Yesterday, as I didn't go to the barn, the dogs were deprived of their exercise. So in the evening, my husband and I put their leashes on and took them for a walk.
We have those extra-long retractable leashes to allow the dogs to explore and run more freely than if they had to stay close by our side. The quiet enjoyment of my stroll is sometimes rudely jolted by Malcolm running to the end of his leash and yanking. One of the techniques that I've used to try and fix this issue, both with Malcolm, and (in the past) with Chloe, is to stop when I feel a pull and refuse to move until the pressure is relaxed. This has met with only limited success, as Malcolm will back up to let the pressure off but then repeat the whole process a few minutes later.
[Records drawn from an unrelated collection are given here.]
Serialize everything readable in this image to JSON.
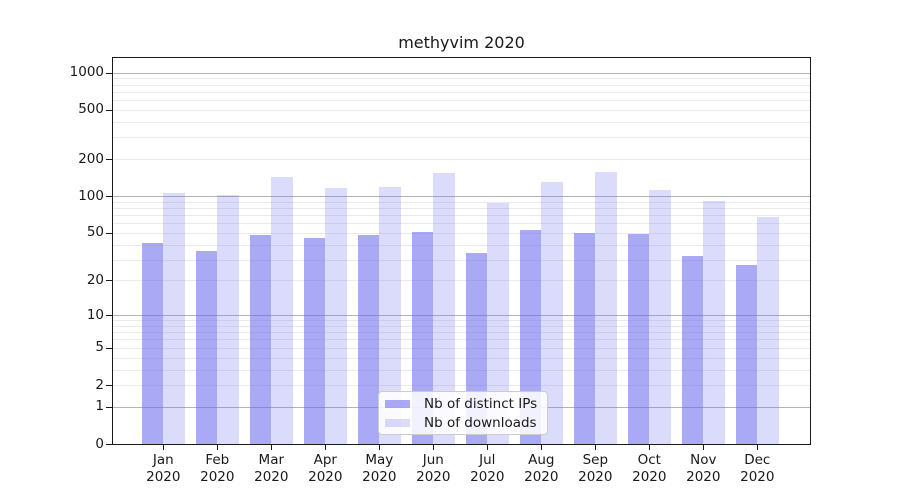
{
  "chart_data": {
    "type": "bar",
    "title": "methyvim 2020",
    "categories": [
      "Jan",
      "Feb",
      "Mar",
      "Apr",
      "May",
      "Jun",
      "Jul",
      "Aug",
      "Sep",
      "Oct",
      "Nov",
      "Dec"
    ],
    "x_tick_second_line": "2020",
    "series": [
      {
        "name": "Nb of distinct IPs",
        "fill": "rgba(104,104,238,0.57)",
        "color_hex_approx": "#a9a9f5",
        "values": [
          41,
          35,
          48,
          45,
          48,
          51,
          34,
          53,
          50,
          49,
          32,
          27
        ]
      },
      {
        "name": "Nb of downloads",
        "fill": "rgba(104,104,238,0.24)",
        "color_hex_approx": "#dbdbfa",
        "values": [
          105,
          102,
          144,
          116,
          118,
          154,
          88,
          129,
          158,
          112,
          91,
          68
        ]
      }
    ],
    "xlabel": "",
    "ylabel": "",
    "yscale": "log1p",
    "yticks": [
      1000,
      500,
      200,
      100,
      50,
      20,
      10,
      5,
      2,
      1,
      0
    ],
    "ylim": [
      0,
      1317
    ],
    "grid": true,
    "grid_major_color": "#b4b4b4",
    "grid_minor_color": "#eaeaea",
    "axis_color": "#1a1a1a",
    "legend_position": "lower-center"
  }
}
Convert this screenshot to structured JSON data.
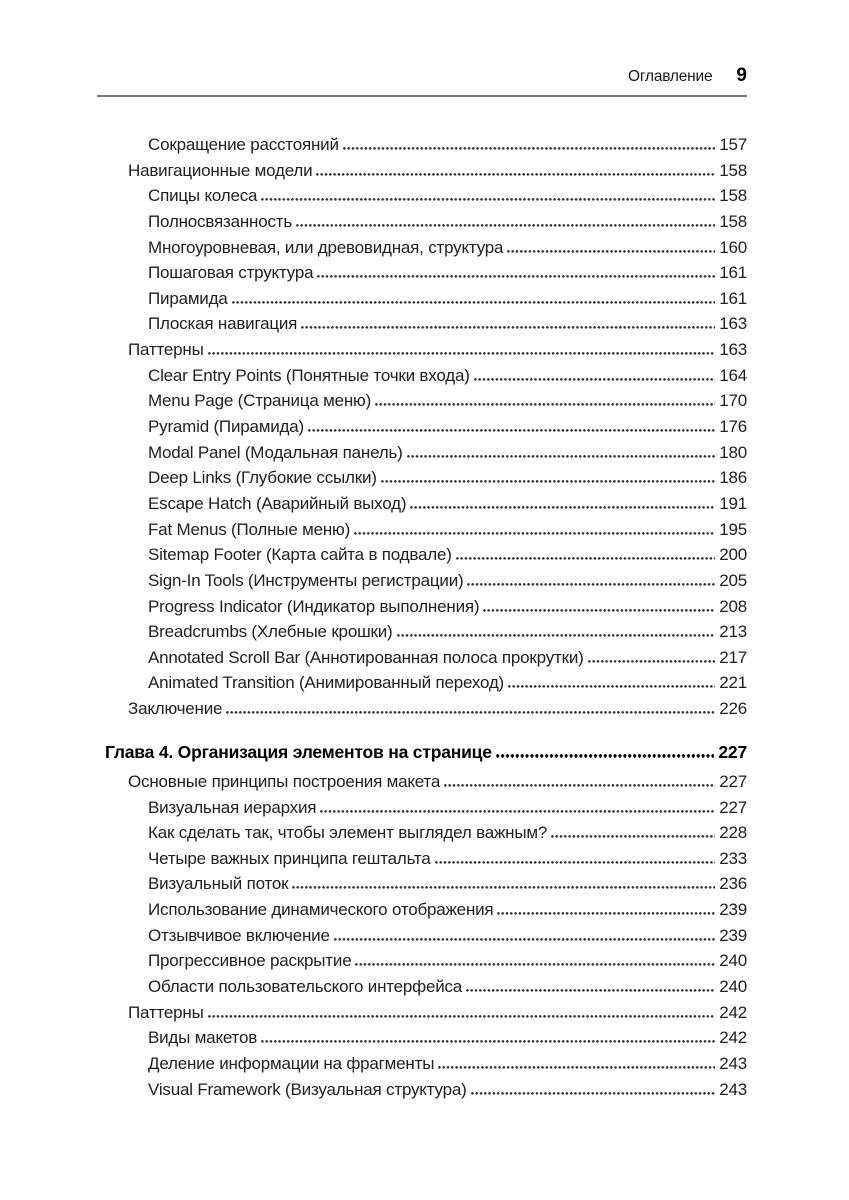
{
  "header": {
    "running_title": "Оглавление",
    "page_number": "9"
  },
  "colors": {
    "text": "#212121",
    "chapter_text": "#000000",
    "rule": "#7a7a7a",
    "leader_dots": "#333333",
    "background": "#ffffff"
  },
  "toc": {
    "entries": [
      {
        "level": 2,
        "title": "Сокращение расстояний",
        "page": "157"
      },
      {
        "level": 1,
        "title": "Навигационные модели",
        "page": "158"
      },
      {
        "level": 2,
        "title": "Спицы колеса",
        "page": "158"
      },
      {
        "level": 2,
        "title": "Полносвязанность",
        "page": "158"
      },
      {
        "level": 2,
        "title": "Многоуровневая, или древовидная, структура",
        "page": "160"
      },
      {
        "level": 2,
        "title": "Пошаговая структура",
        "page": "161"
      },
      {
        "level": 2,
        "title": "Пирамида",
        "page": "161"
      },
      {
        "level": 2,
        "title": "Плоская навигация",
        "page": "163"
      },
      {
        "level": 1,
        "title": "Паттерны",
        "page": "163"
      },
      {
        "level": 2,
        "title": "Clear Entry Points (Понятные точки входа)",
        "page": "164"
      },
      {
        "level": 2,
        "title": "Menu Page (Страница меню)",
        "page": "170"
      },
      {
        "level": 2,
        "title": "Pyramid (Пирамида)",
        "page": "176"
      },
      {
        "level": 2,
        "title": "Modal Panel (Модальная панель)",
        "page": "180"
      },
      {
        "level": 2,
        "title": "Deep Links (Глубокие ссылки)",
        "page": "186"
      },
      {
        "level": 2,
        "title": "Escape Hatch (Аварийный выход)",
        "page": "191"
      },
      {
        "level": 2,
        "title": "Fat Menus (Полные меню)",
        "page": "195"
      },
      {
        "level": 2,
        "title": "Sitemap Footer (Карта сайта в подвале)",
        "page": "200"
      },
      {
        "level": 2,
        "title": "Sign-In Tools (Инструменты регистрации)",
        "page": "205"
      },
      {
        "level": 2,
        "title": "Progress Indicator (Индикатор выполнения)",
        "page": "208"
      },
      {
        "level": 2,
        "title": "Breadcrumbs (Хлебные крошки)",
        "page": "213"
      },
      {
        "level": 2,
        "title": "Annotated Scroll Bar (Аннотированная полоса прокрутки)",
        "page": "217"
      },
      {
        "level": 2,
        "title": "Animated Transition (Анимированный переход)",
        "page": "221"
      },
      {
        "level": 1,
        "title": "Заключение",
        "page": "226"
      },
      {
        "chapter": true,
        "level": 0,
        "title": "Глава 4. Организация элементов на странице",
        "page": "227"
      },
      {
        "level": 1,
        "title": "Основные принципы построения макета",
        "page": "227"
      },
      {
        "level": 2,
        "title": "Визуальная иерархия",
        "page": "227"
      },
      {
        "level": 2,
        "title": "Как сделать так, чтобы элемент выглядел важным?",
        "page": "228"
      },
      {
        "level": 2,
        "title": "Четыре важных принципа гештальта",
        "page": "233"
      },
      {
        "level": 2,
        "title": "Визуальный поток",
        "page": "236"
      },
      {
        "level": 2,
        "title": "Использование динамического отображения",
        "page": "239"
      },
      {
        "level": 2,
        "title": "Отзывчивое включение",
        "page": "239"
      },
      {
        "level": 2,
        "title": "Прогрессивное раскрытие",
        "page": "240"
      },
      {
        "level": 2,
        "title": "Области пользовательского интерфейса",
        "page": "240"
      },
      {
        "level": 1,
        "title": "Паттерны",
        "page": "242"
      },
      {
        "level": 2,
        "title": "Виды макетов",
        "page": "242"
      },
      {
        "level": 2,
        "title": "Деление информации на фрагменты",
        "page": "243"
      },
      {
        "level": 2,
        "title": "Visual Framework (Визуальная структура)",
        "page": "243"
      }
    ]
  }
}
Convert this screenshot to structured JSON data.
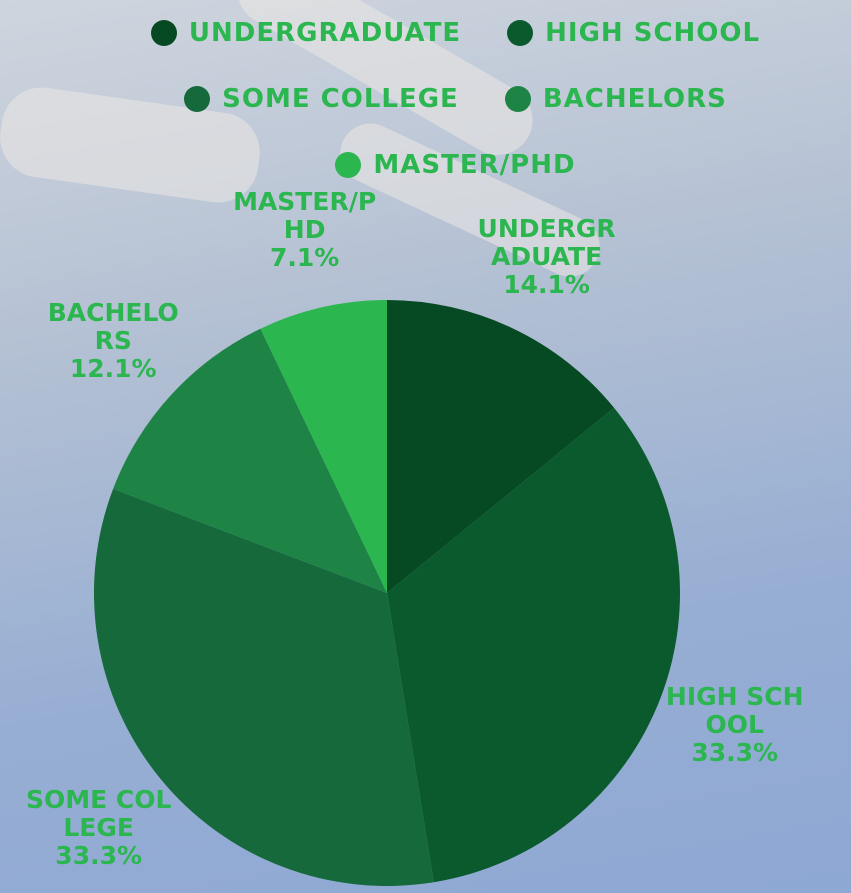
{
  "chart_data": {
    "type": "pie",
    "categories": [
      "UNDERGRADUATE",
      "HIGH SCHOOL",
      "SOME COLLEGE",
      "BACHELORS",
      "MASTER/PHD"
    ],
    "values": [
      14.1,
      33.3,
      33.3,
      12.1,
      7.1
    ],
    "value_labels": [
      "14.1%",
      "33.3%",
      "33.3%",
      "12.1%",
      "7.1%"
    ],
    "colors": [
      "#064a24",
      "#0a5a2e",
      "#15693a",
      "#1e8446",
      "#2bb650"
    ]
  }
}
Last night, for some reason, I reacted a little differently. I've always focussed on what the dog is doing - stop when he pulls, wait until he is not pulling and proceed. But this time, my attention turned to myself - I thought: I'm not moving until I feel comfortable, until I'm not being pulled out of balance. At the moment when I felt safely back in my own balance, I continued walking - regardless of whether or not there was a slight tug. And while walking, if I felt a little tension, I didn't stop unless I felt it interfered with my serenity.
Well, I'd like to say that Malcolm was perfect for the rest of the walk. That would be an exaggeration. However, I can definitely say things went a lot better than usual. Malcolm, although visibly oblivious to my presence on the other end of the leash, was behaving differently.
Today at the barn I remembered this when Bridget did her usual wham-here's-my-butt-scratch-it-now shove, a move which definitely carries topple potential for the bipedal recipient. So, today, rather than focussing on pushing Bridget off me when she slammed into me, I thought about how I felt. I thought about it only once - and for the rest of the time, she behaved completely differently. She leads into the shove by sliding next to me - but today, after the slide, rather than slamming into me, she kindof sidled her back legs away a little.
She (and Malcolm) must be about 1000% more sensitive than us humans, which is what everyone keeps saying, but when you see it in action it is very, well, humbling.
So I'm glad I didn't go the barn yesterday. And thank you, Malcolm.